Me tendió la mano y me dijo:

- Hola, soy Lorenzo, ¿cómo estás?

Mojarse por dentro es un eufemismo jocoso referido al hecho de beber, especialmente cerveza fresquita en verano. Esas cervezas que se anuncian diciendo que están a una temperatura inferior a 0ºC. Desde que estuve en Alemania se me quitaron las ganas de beber la cerveza helada. Me acostumbré a beberla moderadamente fría, nunca tanto como para que tenga trocitos de hielo en lascas mezclados con el líquido, que es como le gusta la cerveza a mis paisanos.

- Aquí quedamos cuatro gatos. Los posos de la ciudad, les llamo yo.

-¿Posos de la ciudad? Me preguntó.

- Sí. Le dije. Enfermos metales y físicos, personas muy mayores solas y algún que otro personaje marginal, como los sin techo y los que se arrastran por la ciudad tratando de procurarse una dosis.

Se empezó a reír con ganas, mirándome como diciendo: vaya par de sujetos que nos hemos ido a juntar aquí. Con una risa franca que no parecía forzada. Me preguntó por qué estaba aquí, por qué no me había ido de vacaciones. Le dije:

- Tengo cosas que hacer. Asuntos del trabajo que no puedo posponer.

- Entonces estás igual que yo. Nos ha llegado al banco un nuevo producto y tenemos que ponerlo en marcha sin dilación. Hay que ganarle a la competencia por el lado de la sorpresa.

- Pero al final la competencia reacciona y contesta con otra oferta quizás superior.

- Cuando quieran contestarnos ya será tarde y además no van a poder. Nos vamos a comer todo el mercado con el producto que lanzamos mañana.

- Y ¿de qué se trata?

- Es una nueva hipoteca revolucionaria. Te damos más de lo que vale la vivienda, con un sistema de sobre-dimensionado de las valoraciones que hacemos con una empresa de tasaciones que, en realidad, (no se lo digas a nadie), pertenece al propio banco. Si tú necesitas 10 millones para comprarte una casa nosotros te damos 15.

- Pero las condiciones cómo son.

- Las condiciones son revolucionarias. Nadie ha dado nunca tanto y tan barato.

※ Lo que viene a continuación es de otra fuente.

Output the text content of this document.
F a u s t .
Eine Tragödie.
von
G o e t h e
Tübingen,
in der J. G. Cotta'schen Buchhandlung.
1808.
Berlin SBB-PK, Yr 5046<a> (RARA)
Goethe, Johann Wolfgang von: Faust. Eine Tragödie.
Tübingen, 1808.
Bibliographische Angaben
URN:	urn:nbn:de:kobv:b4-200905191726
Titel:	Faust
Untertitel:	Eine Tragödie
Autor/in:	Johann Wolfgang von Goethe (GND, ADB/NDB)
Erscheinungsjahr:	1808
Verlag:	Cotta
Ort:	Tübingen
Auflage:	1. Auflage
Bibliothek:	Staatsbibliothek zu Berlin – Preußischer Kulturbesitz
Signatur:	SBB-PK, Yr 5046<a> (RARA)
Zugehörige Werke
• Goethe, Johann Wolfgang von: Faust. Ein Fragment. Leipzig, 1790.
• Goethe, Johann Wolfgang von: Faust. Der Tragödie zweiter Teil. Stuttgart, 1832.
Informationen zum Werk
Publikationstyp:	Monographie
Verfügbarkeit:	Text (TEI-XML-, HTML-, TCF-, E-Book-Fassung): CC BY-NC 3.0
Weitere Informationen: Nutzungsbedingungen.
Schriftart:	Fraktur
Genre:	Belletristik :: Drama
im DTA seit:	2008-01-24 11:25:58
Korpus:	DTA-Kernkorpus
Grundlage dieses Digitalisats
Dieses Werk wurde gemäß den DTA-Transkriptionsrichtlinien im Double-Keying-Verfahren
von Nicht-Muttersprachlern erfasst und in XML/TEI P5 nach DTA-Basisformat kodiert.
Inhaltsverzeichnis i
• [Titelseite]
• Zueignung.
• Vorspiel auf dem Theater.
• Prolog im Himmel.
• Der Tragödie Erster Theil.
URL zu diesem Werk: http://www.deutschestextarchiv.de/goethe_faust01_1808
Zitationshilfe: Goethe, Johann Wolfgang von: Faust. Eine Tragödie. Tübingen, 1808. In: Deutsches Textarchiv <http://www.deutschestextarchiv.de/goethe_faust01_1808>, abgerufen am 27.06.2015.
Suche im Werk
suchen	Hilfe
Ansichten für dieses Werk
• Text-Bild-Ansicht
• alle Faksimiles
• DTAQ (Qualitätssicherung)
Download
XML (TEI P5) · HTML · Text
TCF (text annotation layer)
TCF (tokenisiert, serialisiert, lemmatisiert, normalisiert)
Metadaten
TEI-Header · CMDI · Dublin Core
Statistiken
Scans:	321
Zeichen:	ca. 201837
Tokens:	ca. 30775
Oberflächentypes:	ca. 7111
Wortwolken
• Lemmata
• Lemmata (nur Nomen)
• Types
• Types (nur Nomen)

Una semana después tuve que pasar por el banco para hacer una transferencia para pagar la matrícula de la universidad. Allí estaba Lorenzo tan ufano:

- ¿Qué te dije? La salida al mercado de nuestra nueva hipoteca ha sido un éxito total. Tenemos gente todos los días preguntándonos y haciendo hipotecas sin parar. ¿Te lo vas a perder?

- Yo vivo de alquiler no necesito comprarme un piso.

- Precisamente por eso. Con lo que pagas de alquiler, te damos una hipoteca a 30 años y vas pagando un piso que es tuyo, en propiedad. Algo que un día puedes vender si quieres. O dejarlo en herencia.

- No tengo hijos.

- Pues el banco, el día que te jubiles, te lo cambia por una jubilación de lujo. Ya ves que todo son ventajas. Si quieres, esta tarde quedamos a tomar una cerveza en aquella cervecería y te cuento los detalles.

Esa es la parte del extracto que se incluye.